On Friday, 4 January 2013 at 22:00:02 UTC, Dmitry Olshansky wrote:
05-Jan-2013 00:51, monarch_dodra пишет:
Anyways, those 4 CUNEIFORM asside, what do you make of the
entries in Lo:
http://unicode.org/cldr/utility/character.jsp?a=F96B
These appear to be numeric, but aren't inside Nd/No/Nl. They
should return true to isNumber, no?
Hmmm. Take a look here:
http://unicode.org/cldr/utility/properties.jsp
There is a section called Numeric that has 3 properties,
and then there is a General section.
The General has Category which in turn has 'Number' category.
Bottom line is that I believe that std.uni isXXX queries the
category of a symbol and not some other property.
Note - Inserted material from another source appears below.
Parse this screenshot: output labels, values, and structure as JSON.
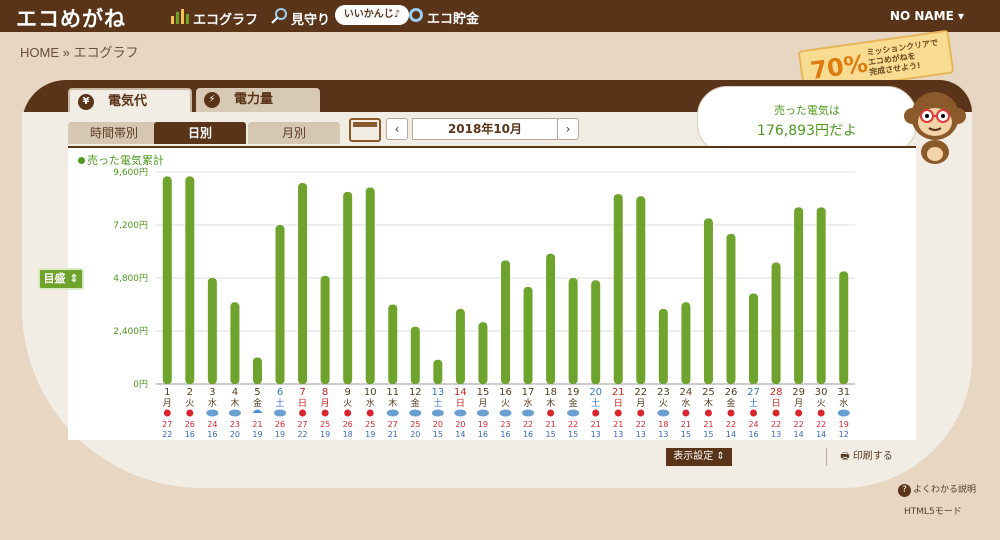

Let any
mishaps in between properties and general category be
consortium's headache.
Maybe isNumber's "documented behavior" is wrong?
Problem is I can't come up with a good description of some
other behavior. Maybe this one [^[:Numeric_Type=None:]]
http://unicode.org/cldr/utility/list-unicodeset.jsp?a=%5B%5E%5B%3ANumeric_Type%3DNone%3A%5D%5D&g=
Sounds like the root of the problem is that isNumber !=
Numeric_Type[Decimal, Digit, Numeric]
Ergo, there is no correlation between isNumber and numericValue.
Feels like there is a lot missing from std.uni, but at the same
time, unicode is really huge.
At the very least, I think we should have Category enum, along
with a (get) "category" function.
I was just saying to jmdavis in the pull that std.ascii had
"isDigit", but that uni didn't. In truth, both also lack
isDecimal and isNumeric.
There would just be a bit of ambiguity now between the broad
"isNumeric", and "all the chars that have a numeric value"... :/
Damn. Unicode is complicated.
Anyways, taking my weekend break.